Result R7 on D13: Empty set
Empty set is subset of every set
Formulation 0
Let $X$ be a D11: Set.
Let $\emptyset$ be the D13: Empty set.
Then \begin{equation} \emptyset \subseteq X \end{equation}
Formulation 1
Let $X$ be a D11: Set.
Let $\emptyset$ be the D13: Empty set.
Then \begin{equation} \forall \, x \in \emptyset : x \in X \end{equation}
Formulation 2
Let $X$ be a D11: Set such that
(i) $\mathcal{P}(X)$ is the D80: Power set of $X$
Let $\emptyset$ be the D13: Empty set.
Then \begin{equation} \emptyset \in \mathcal{P}(X) \end{equation}
Proofs
Proof 0
Let $X$ be a D11: Set.
Let $\emptyset$ be the D13: Empty set.
If $X = \emptyset$, then the claim follows from R125: Subset relation is reflexive.

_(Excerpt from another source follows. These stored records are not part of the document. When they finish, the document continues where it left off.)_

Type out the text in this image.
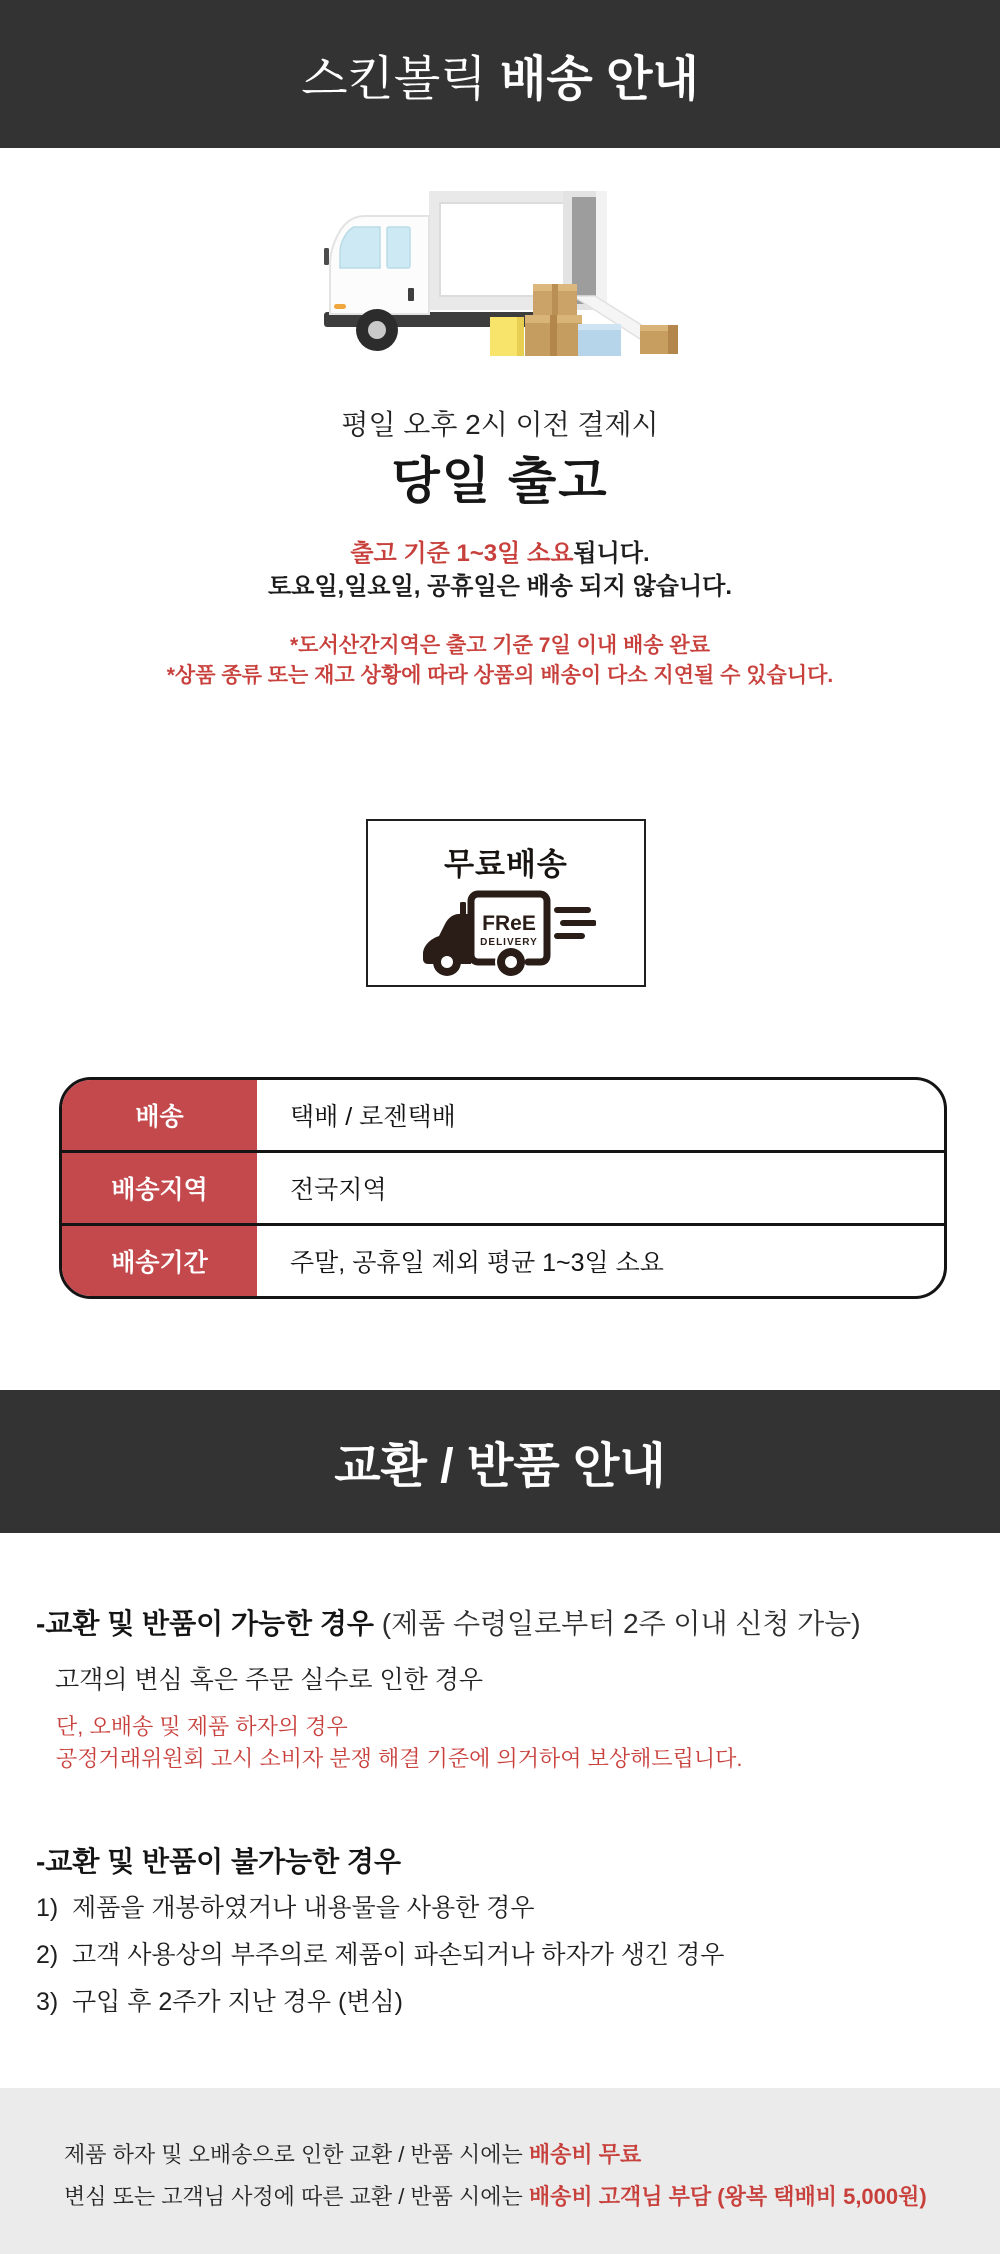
스킨볼릭 배송 안내
평일 오후 2시 이전 결제시
당일 출고
출고 기준 1~3일 소요됩니다.
토요일,일요일, 공휴일은 배송 되지 않습니다.
*도서산간지역은 출고 기준 7일 이내 배송 완료
*상품 종류 또는 재고 상황에 따라 상품의 배송이 다소 지연될 수 있습니다.
무료배송
FReE
DELIVERY
배송	택배 / 로젠택배
배송지역	전국지역
배송기간	주말, 공휴일 제외 평균 1~3일 소요
교환 / 반품 안내
-교환 및 반품이 가능한 경우 (제품 수령일로부터 2주 이내 신청 가능)
고객의 변심 혹은 주문 실수로 인한 경우
단, 오배송 및 제품 하자의 경우
공정거래위원회 고시 소비자 분쟁 해결 기준에 의거하여 보상해드립니다.
-교환 및 반품이 불가능한 경우
1) 제품을 개봉하였거나 내용물을 사용한 경우
2) 고객 사용상의 부주의로 제품이 파손되거나 하자가 생긴 경우
3) 구입 후 2주가 지난 경우 (변심)
제품 하자 및 오배송으로 인한 교환 / 반품 시에는 배송비 무료
변심 또는 고객님 사정에 따른 교환 / 반품 시에는 배송비 고객님 부담 (왕복 택배비 5,000원)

Consider then the case $X \neq \emptyset$. For $\emptyset$ not to be a subset of $X$ would require the existence of an element of $\emptyset$ that does not belong to $X$. If such an element were to exist, that would imply that $\emptyset$ is not empty, which is a contradiction. Hence, such element does not exist and therefore $\emptyset$ is a subset of $X$.